For 2018, Boeing remained somewhat vague on the subject of the book-to-bill ratio, expecting “moderated” order inflow. Obviously, shareholders are hoping to see Boeing having a book-to-bill ratio of 1 or higher for the full year, but AeroAnalysis currently is expecting it to be between .7 and .9.
In June, Boeing booked 233 gross orders while delivering 82 aircraft, indicating a 2.84 book-to-bill ratio driven by a strong order inflow. In terms of value, this ratio was 2.20 primarily reflecting order volume. For the first six months of 2018, the gross book-to-bill is 1.60 and 1.61 in terms of a value. So Boeing is having a year so far.
In June, Boeing booked several big orders for the Boeing 737 MAX, one of which likely covers a cancellation during the month. What we are clearly are seeing is how Boeing is benefiting from the robust demand for cargo aircraft. Boeing has been waiting on a revival of that market for years, but having a strong product line up to serve that market is now paying off.
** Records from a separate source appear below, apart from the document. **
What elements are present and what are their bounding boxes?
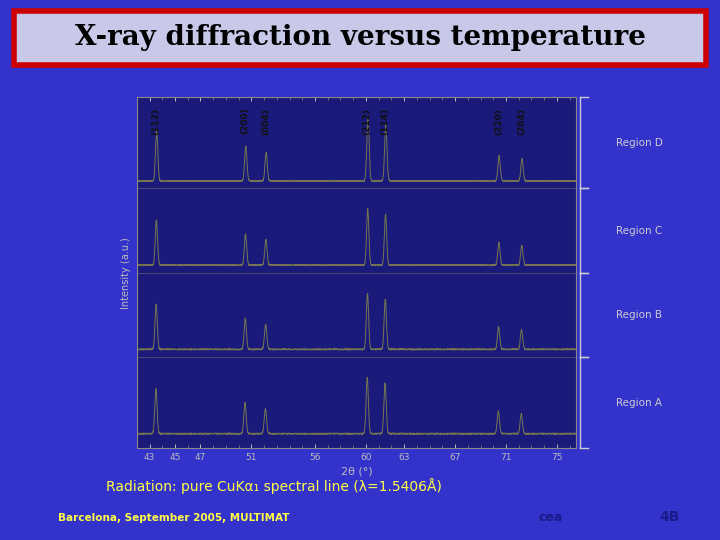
Text: X-ray diffraction versus temperature: X-ray diffraction versus temperature: [74, 24, 646, 51]
Text: Region B: Region B: [616, 310, 662, 320]
Text: (220): (220): [494, 108, 503, 134]
Y-axis label: Intensity (a.u.): Intensity (a.u.): [121, 237, 131, 308]
Text: Barcelona, September 2005, MULTIMAT: Barcelona, September 2005, MULTIMAT: [58, 514, 289, 523]
Text: (204): (204): [517, 108, 526, 135]
Text: Region C: Region C: [616, 226, 662, 235]
X-axis label: 2θ (°): 2θ (°): [341, 466, 372, 476]
Text: Radiation: pure CuKα₁ spectral line (λ=1.5406Å): Radiation: pure CuKα₁ spectral line (λ=1…: [106, 478, 441, 494]
Text: (200): (200): [240, 108, 250, 134]
Text: cea: cea: [539, 510, 563, 524]
Text: Region D: Region D: [616, 138, 662, 148]
FancyBboxPatch shape: [14, 11, 706, 64]
Text: (112): (112): [151, 108, 161, 135]
Text: (212): (212): [363, 108, 372, 135]
Text: (114): (114): [381, 108, 390, 135]
Text: (004): (004): [261, 108, 270, 134]
Text: Region A: Region A: [616, 397, 662, 408]
Text: 4B: 4B: [660, 510, 680, 524]
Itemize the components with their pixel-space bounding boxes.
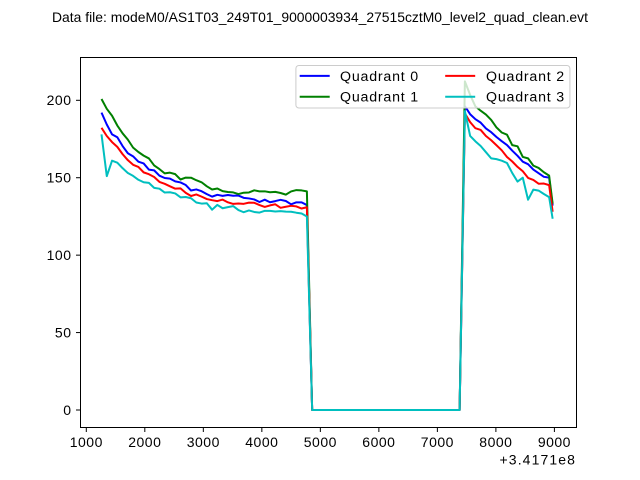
svg-text:6000: 6000 [362,434,395,450]
svg-text:9000: 9000 [538,434,571,450]
svg-text:5000: 5000 [304,434,337,450]
svg-text:1000: 1000 [70,434,103,450]
svg-text:0: 0 [63,402,71,418]
svg-text:200: 200 [47,92,72,108]
svg-text:4000: 4000 [245,434,278,450]
svg-text:150: 150 [47,170,72,186]
svg-text:2000: 2000 [128,434,161,450]
svg-text:Quadrant 3: Quadrant 3 [486,90,565,106]
svg-text:Data file: modeM0/AS1T03_249T0: Data file: modeM0/AS1T03_249T01_90000039… [52,9,588,25]
svg-text:Quadrant 1: Quadrant 1 [340,90,419,106]
svg-text:3000: 3000 [187,434,220,450]
svg-text:+3.4171e8: +3.4171e8 [500,452,576,468]
svg-text:7000: 7000 [421,434,454,450]
svg-text:Quadrant 2: Quadrant 2 [486,69,565,85]
svg-text:8000: 8000 [479,434,512,450]
svg-text:Quadrant 0: Quadrant 0 [340,69,419,85]
svg-text:50: 50 [55,324,72,340]
svg-text:100: 100 [47,247,72,263]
Overall, we do expect that Boeing will be able to meet its delivery target though there likely will be pressure on the delivery schedules of the Boeing 737 and Boeing 787. Looking at orders, Boeing has a good momentum as it captured some key customers for its aircraft, but the pool is finite, meaning that Boeing is going to depend more and more on repeat orders going forward.